BPCE met l’accent sur les économies dans le cadre de son plan à 2017

Le groupe vise 900 millions d’euros de synergies de coûts. Des banques régionales devront fusionner et ramener leur coefficient d’exploitation sous 63%
Alexandre Garabedian

BPCE et sa filiale Natixis publieront aujourd’hui à la clôture de la Bourse leurs résultats du troisième trimestre. Mais les investisseurs attendent surtout la présentation du plan stratégique 2014-2017 du groupe, prévue le 13 novembre, la première d’une série qui se poursuivra avec BNP Paribas, Crédit Agricole SA et la Société Générale. Dans un contexte de pression sur les revenus, la recherche d’économies, notamment au sein des réseaux Caisse d’Epargne et Banques Populaires, sera à l’ordre du jour.

Le groupe vise 900 millions d’euros d’économies supplémentaires à horizon 2017, ont indiqué plusieurs sources à L’Agefi, confirmant un chiffre donné à l’AFP par la CGT le 1er novembre. Il se compare au milliard d’euros de synergies de coûts visé sur 2010-2013, et déjà atteint au 30 juin. L’objectif de 800 millions d’euros de synergies de revenus sur 2014-2017 est lui aussi voisin des 810 millions annoncés pour le plan qui s’achève.

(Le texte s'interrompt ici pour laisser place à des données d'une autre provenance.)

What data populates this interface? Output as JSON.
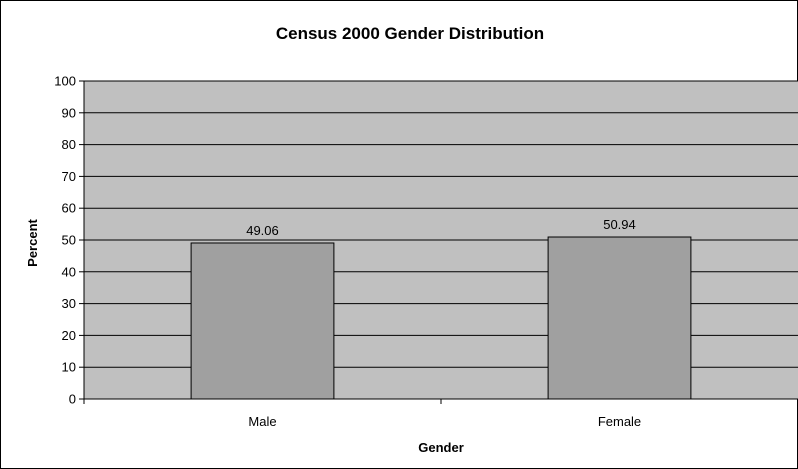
{
  "chart_data": {
    "type": "bar",
    "title": "Census 2000 Gender Distribution",
    "xlabel": "Gender",
    "ylabel": "Percent",
    "categories": [
      "Male",
      "Female"
    ],
    "values": [
      49.06,
      50.94
    ],
    "data_labels": [
      "49.06",
      "50.94"
    ],
    "ylim": [
      0,
      100
    ],
    "y_ticks": [
      0,
      10,
      20,
      30,
      40,
      50,
      60,
      70,
      80,
      90,
      100
    ],
    "grid": true,
    "legend": "none",
    "colors": {
      "plot_background": "#c0c0c0",
      "bar_fill": "#a0a0a0",
      "bar_stroke": "#000000",
      "gridline": "#000000"
    }
  }
}
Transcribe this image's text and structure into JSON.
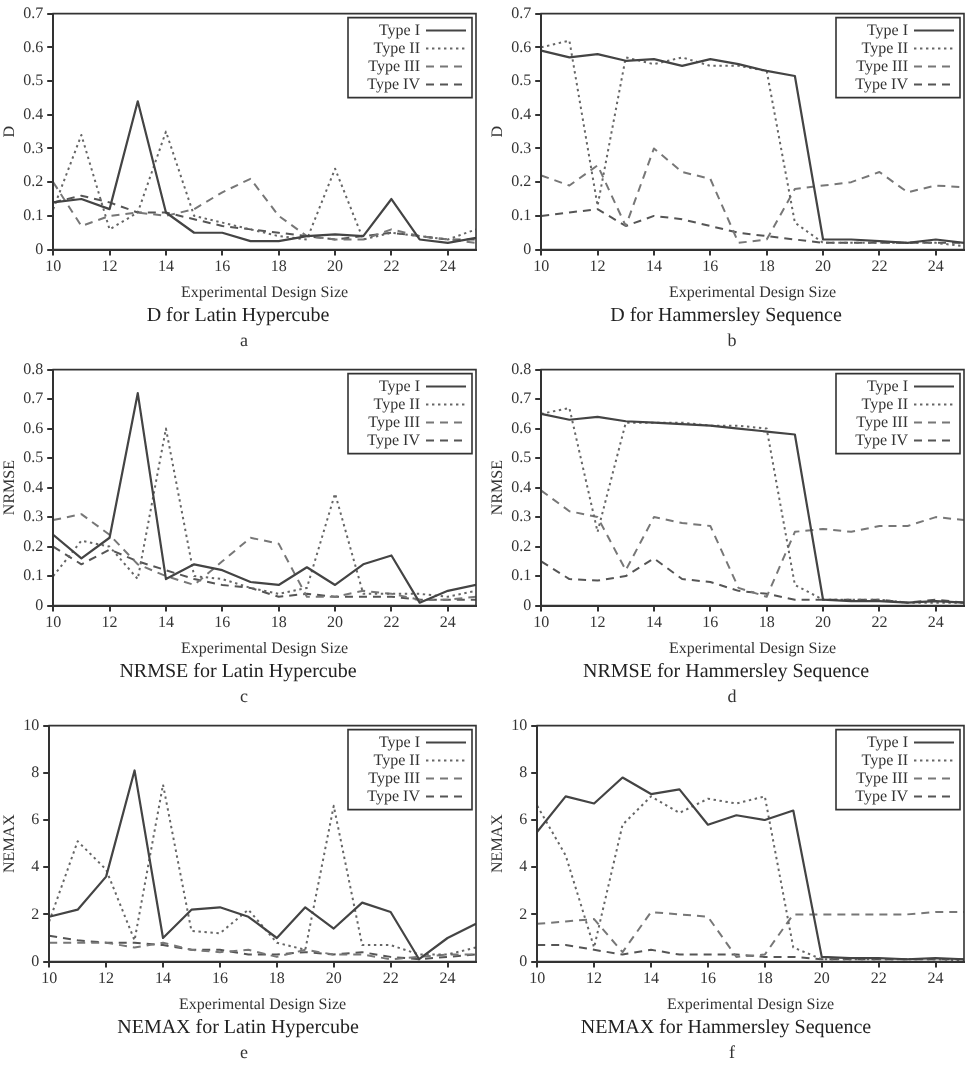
{
  "chart_data": [
    {
      "type": "line",
      "title": "D for Latin Hypercube",
      "xlabel": "Experimental Design Size",
      "ylabel": "D",
      "annotations": [
        "a"
      ],
      "legend": "top right",
      "grid": false,
      "marker": "none",
      "xlim": [
        10,
        25
      ],
      "xticks": [
        10,
        12,
        14,
        16,
        18,
        20,
        22,
        24
      ],
      "ylim": [
        0,
        0.7
      ],
      "yticks": [
        0,
        0.1,
        0.2,
        0.3,
        0.4,
        0.5,
        0.6,
        0.7
      ],
      "x": [
        10,
        11,
        12,
        13,
        14,
        15,
        16,
        17,
        18,
        19,
        20,
        21,
        22,
        23,
        24,
        25
      ],
      "series": [
        {
          "name": "Type I",
          "color": "#444444",
          "line_style": "solid",
          "values": [
            0.14,
            0.15,
            0.12,
            0.44,
            0.11,
            0.05,
            0.05,
            0.025,
            0.025,
            0.04,
            0.045,
            0.04,
            0.15,
            0.03,
            0.02,
            0.035
          ]
        },
        {
          "name": "Type II",
          "color": "#666666",
          "line_style": "dotted",
          "values": [
            0.12,
            0.34,
            0.06,
            0.11,
            0.35,
            0.1,
            0.08,
            0.06,
            0.04,
            0.03,
            0.24,
            0.03,
            0.05,
            0.04,
            0.03,
            0.06
          ]
        },
        {
          "name": "Type III",
          "color": "#777777",
          "line_style": "dashed",
          "values": [
            0.2,
            0.07,
            0.1,
            0.11,
            0.1,
            0.12,
            0.17,
            0.21,
            0.1,
            0.04,
            0.03,
            0.03,
            0.06,
            0.04,
            0.03,
            0.02
          ]
        },
        {
          "name": "Type IV",
          "color": "#555555",
          "line_style": "dashed",
          "values": [
            0.14,
            0.16,
            0.14,
            0.11,
            0.11,
            0.09,
            0.07,
            0.06,
            0.05,
            0.04,
            0.03,
            0.04,
            0.05,
            0.04,
            0.03,
            0.03
          ]
        }
      ]
    },
    {
      "type": "line",
      "title": "D for Hammersley Sequence",
      "xlabel": "Experimental Design Size",
      "ylabel": "D",
      "annotations": [
        "b"
      ],
      "legend": "top right",
      "grid": false,
      "marker": "none",
      "xlim": [
        10,
        25
      ],
      "xticks": [
        10,
        12,
        14,
        16,
        18,
        20,
        22,
        24
      ],
      "ylim": [
        0,
        0.7
      ],
      "yticks": [
        0,
        0.1,
        0.2,
        0.3,
        0.4,
        0.5,
        0.6,
        0.7
      ],
      "x": [
        10,
        11,
        12,
        13,
        14,
        15,
        16,
        17,
        18,
        19,
        20,
        21,
        22,
        23,
        24,
        25
      ],
      "series": [
        {
          "name": "Type I",
          "color": "#444444",
          "line_style": "solid",
          "values": [
            0.59,
            0.57,
            0.58,
            0.56,
            0.565,
            0.545,
            0.565,
            0.55,
            0.53,
            0.515,
            0.03,
            0.03,
            0.025,
            0.02,
            0.03,
            0.02
          ]
        },
        {
          "name": "Type II",
          "color": "#666666",
          "line_style": "dotted",
          "values": [
            0.6,
            0.62,
            0.13,
            0.57,
            0.55,
            0.57,
            0.545,
            0.545,
            0.53,
            0.08,
            0.02,
            0.02,
            0.02,
            0.02,
            0.02,
            0.01
          ]
        },
        {
          "name": "Type III",
          "color": "#777777",
          "line_style": "dashed",
          "values": [
            0.22,
            0.19,
            0.25,
            0.07,
            0.3,
            0.23,
            0.21,
            0.02,
            0.03,
            0.18,
            0.19,
            0.2,
            0.23,
            0.17,
            0.19,
            0.185
          ]
        },
        {
          "name": "Type IV",
          "color": "#555555",
          "line_style": "dashed",
          "values": [
            0.1,
            0.11,
            0.12,
            0.07,
            0.1,
            0.09,
            0.07,
            0.05,
            0.04,
            0.03,
            0.02,
            0.02,
            0.02,
            0.02,
            0.02,
            0.02
          ]
        }
      ]
    },
    {
      "type": "line",
      "title": "NRMSE for Latin Hypercube",
      "xlabel": "Experimental Design Size",
      "ylabel": "NRMSE",
      "annotations": [
        "c"
      ],
      "legend": "top right",
      "grid": false,
      "marker": "none",
      "xlim": [
        10,
        25
      ],
      "xticks": [
        10,
        12,
        14,
        16,
        18,
        20,
        22,
        24
      ],
      "ylim": [
        0,
        0.8
      ],
      "yticks": [
        0,
        0.1,
        0.2,
        0.3,
        0.4,
        0.5,
        0.6,
        0.7,
        0.8
      ],
      "x": [
        10,
        11,
        12,
        13,
        14,
        15,
        16,
        17,
        18,
        19,
        20,
        21,
        22,
        23,
        24,
        25
      ],
      "series": [
        {
          "name": "Type I",
          "color": "#444444",
          "line_style": "solid",
          "values": [
            0.24,
            0.16,
            0.23,
            0.72,
            0.09,
            0.14,
            0.12,
            0.08,
            0.07,
            0.13,
            0.07,
            0.14,
            0.17,
            0.01,
            0.05,
            0.07
          ]
        },
        {
          "name": "Type II",
          "color": "#666666",
          "line_style": "dotted",
          "values": [
            0.1,
            0.22,
            0.2,
            0.09,
            0.6,
            0.1,
            0.09,
            0.06,
            0.04,
            0.06,
            0.38,
            0.04,
            0.04,
            0.04,
            0.03,
            0.05
          ]
        },
        {
          "name": "Type III",
          "color": "#777777",
          "line_style": "dashed",
          "values": [
            0.29,
            0.31,
            0.24,
            0.14,
            0.1,
            0.07,
            0.15,
            0.23,
            0.21,
            0.03,
            0.03,
            0.05,
            0.04,
            0.02,
            0.02,
            0.03
          ]
        },
        {
          "name": "Type IV",
          "color": "#555555",
          "line_style": "dashed",
          "values": [
            0.2,
            0.14,
            0.19,
            0.15,
            0.12,
            0.09,
            0.07,
            0.06,
            0.03,
            0.04,
            0.03,
            0.03,
            0.03,
            0.02,
            0.02,
            0.02
          ]
        }
      ]
    },
    {
      "type": "line",
      "title": "NRMSE for Hammersley Sequence",
      "xlabel": "Experimental Design Size",
      "ylabel": "NRMSE",
      "annotations": [
        "d"
      ],
      "legend": "top right",
      "grid": false,
      "marker": "none",
      "xlim": [
        10,
        25
      ],
      "xticks": [
        10,
        12,
        14,
        16,
        18,
        20,
        22,
        24
      ],
      "ylim": [
        0,
        0.8
      ],
      "yticks": [
        0,
        0.1,
        0.2,
        0.3,
        0.4,
        0.5,
        0.6,
        0.7,
        0.8
      ],
      "x": [
        10,
        11,
        12,
        13,
        14,
        15,
        16,
        17,
        18,
        19,
        20,
        21,
        22,
        23,
        24,
        25
      ],
      "series": [
        {
          "name": "Type I",
          "color": "#444444",
          "line_style": "solid",
          "values": [
            0.65,
            0.63,
            0.64,
            0.625,
            0.62,
            0.615,
            0.61,
            0.6,
            0.59,
            0.58,
            0.02,
            0.015,
            0.015,
            0.01,
            0.015,
            0.01
          ]
        },
        {
          "name": "Type II",
          "color": "#666666",
          "line_style": "dotted",
          "values": [
            0.65,
            0.67,
            0.25,
            0.62,
            0.62,
            0.62,
            0.61,
            0.61,
            0.6,
            0.07,
            0.02,
            0.02,
            0.02,
            0.01,
            0.01,
            0.01
          ]
        },
        {
          "name": "Type III",
          "color": "#777777",
          "line_style": "dashed",
          "values": [
            0.39,
            0.32,
            0.3,
            0.12,
            0.3,
            0.28,
            0.27,
            0.06,
            0.03,
            0.25,
            0.26,
            0.25,
            0.27,
            0.27,
            0.3,
            0.29
          ]
        },
        {
          "name": "Type IV",
          "color": "#555555",
          "line_style": "dashed",
          "values": [
            0.15,
            0.09,
            0.085,
            0.1,
            0.16,
            0.09,
            0.08,
            0.05,
            0.04,
            0.02,
            0.02,
            0.02,
            0.02,
            0.01,
            0.02,
            0.01
          ]
        }
      ]
    },
    {
      "type": "line",
      "title": "NEMAX for Latin Hypercube",
      "xlabel": "Experimental Design Size",
      "ylabel": "NEMAX",
      "annotations": [
        "e"
      ],
      "legend": "top right",
      "grid": false,
      "marker": "none",
      "xlim": [
        10,
        25
      ],
      "xticks": [
        10,
        12,
        14,
        16,
        18,
        20,
        22,
        24
      ],
      "ylim": [
        0,
        10
      ],
      "yticks": [
        0,
        2,
        4,
        6,
        8,
        10
      ],
      "x": [
        10,
        11,
        12,
        13,
        14,
        15,
        16,
        17,
        18,
        19,
        20,
        21,
        22,
        23,
        24,
        25
      ],
      "series": [
        {
          "name": "Type I",
          "color": "#444444",
          "line_style": "solid",
          "values": [
            1.9,
            2.2,
            3.6,
            8.1,
            1.0,
            2.2,
            2.3,
            1.9,
            1.0,
            2.3,
            1.4,
            2.5,
            2.1,
            0.1,
            1.0,
            1.6
          ]
        },
        {
          "name": "Type II",
          "color": "#666666",
          "line_style": "dotted",
          "values": [
            1.7,
            5.1,
            3.9,
            0.9,
            7.5,
            1.3,
            1.2,
            2.2,
            0.8,
            0.5,
            6.6,
            0.7,
            0.7,
            0.3,
            0.3,
            0.6
          ]
        },
        {
          "name": "Type III",
          "color": "#777777",
          "line_style": "dashed",
          "values": [
            0.8,
            0.8,
            0.8,
            0.6,
            0.8,
            0.5,
            0.4,
            0.5,
            0.2,
            0.5,
            0.3,
            0.3,
            0.1,
            0.2,
            0.3,
            0.3
          ]
        },
        {
          "name": "Type IV",
          "color": "#555555",
          "line_style": "dashed",
          "values": [
            1.1,
            0.9,
            0.8,
            0.8,
            0.7,
            0.5,
            0.5,
            0.3,
            0.3,
            0.4,
            0.3,
            0.4,
            0.2,
            0.1,
            0.2,
            0.3
          ]
        }
      ]
    },
    {
      "type": "line",
      "title": "NEMAX for Hammersley Sequence",
      "xlabel": "Experimental Design Size",
      "ylabel": "NEMAX",
      "annotations": [
        "f"
      ],
      "legend": "top right",
      "grid": false,
      "marker": "none",
      "xlim": [
        10,
        25
      ],
      "xticks": [
        10,
        12,
        14,
        16,
        18,
        20,
        22,
        24
      ],
      "ylim": [
        0,
        10
      ],
      "yticks": [
        0,
        2,
        4,
        6,
        8,
        10
      ],
      "x": [
        10,
        11,
        12,
        13,
        14,
        15,
        16,
        17,
        18,
        19,
        20,
        21,
        22,
        23,
        24,
        25
      ],
      "series": [
        {
          "name": "Type I",
          "color": "#444444",
          "line_style": "solid",
          "values": [
            5.5,
            7.0,
            6.7,
            7.8,
            7.1,
            7.3,
            5.8,
            6.2,
            6.0,
            6.4,
            0.2,
            0.15,
            0.15,
            0.1,
            0.15,
            0.1
          ]
        },
        {
          "name": "Type II",
          "color": "#666666",
          "line_style": "dotted",
          "values": [
            6.6,
            4.5,
            0.6,
            5.8,
            7.0,
            6.3,
            6.9,
            6.7,
            7.0,
            0.6,
            0.1,
            0.1,
            0.1,
            0.1,
            0.1,
            0.05
          ]
        },
        {
          "name": "Type III",
          "color": "#777777",
          "line_style": "dashed",
          "values": [
            1.6,
            1.7,
            1.8,
            0.4,
            2.1,
            2.0,
            1.9,
            0.2,
            0.3,
            2.0,
            2.0,
            2.0,
            2.0,
            2.0,
            2.1,
            2.1
          ]
        },
        {
          "name": "Type IV",
          "color": "#555555",
          "line_style": "dashed",
          "values": [
            0.7,
            0.7,
            0.5,
            0.3,
            0.5,
            0.3,
            0.3,
            0.3,
            0.2,
            0.2,
            0.1,
            0.1,
            0.1,
            0.1,
            0.1,
            0.1
          ]
        }
      ]
    }
  ]
}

Au total, BPCE espère doubler son résultat net à 4 milliards d’euros en fin de période. Le groupe vise aussi à cette date un ratio de solvabilité common equity tier one de 12%, contre 9,5% à fin juin, et un ratio de levier supérieur à 3%. Le tout doit lui permettre de dégager une rentabilité supérieure au coût du capital.

Pour y parvenir, les 19 Banques Populaires et les 17 Caisses d’Epargne du groupe devront afficher un coefficient d’exploitation inférieur à 63%. Certaines dépassent aujourd’hui largement la barre des 70%. La semaine dernière, François Pérol, PDG de la banque, a évoqué en interne des fusions qui ramèneraient à 14 le nombre de banques régionales de chacun des réseaux «bleu» et «rouge». La perspective de 12.000 départs naturels sur la durée du plan est censée offrir de la souplesse dans la gestion de ces restructurations.

Côté synergies, le plan mise sur la diffusion des services financiers spécialisés (crédit conso, affacturage, etc.) dans les réseaux. Surtout, «BPCE a la volonté de bâtir une vraie plate-forme industrielle dans l’assurance autour de Natixis», indique une source. La volonté de porter en interne, et non plus de confier à la CNP, les nouveaux contrats d’assurance vie vendus aux clients des Caisses d’Epargne, est confirmée.

Et dans l’assurance dommages, Natixis Assurances a vocation à reprendre BPCE Assurances, la filiale commune avec la Macif et la Maif qui sert le réseau de l’Ecureuil et dont BPCE contrôle 60%.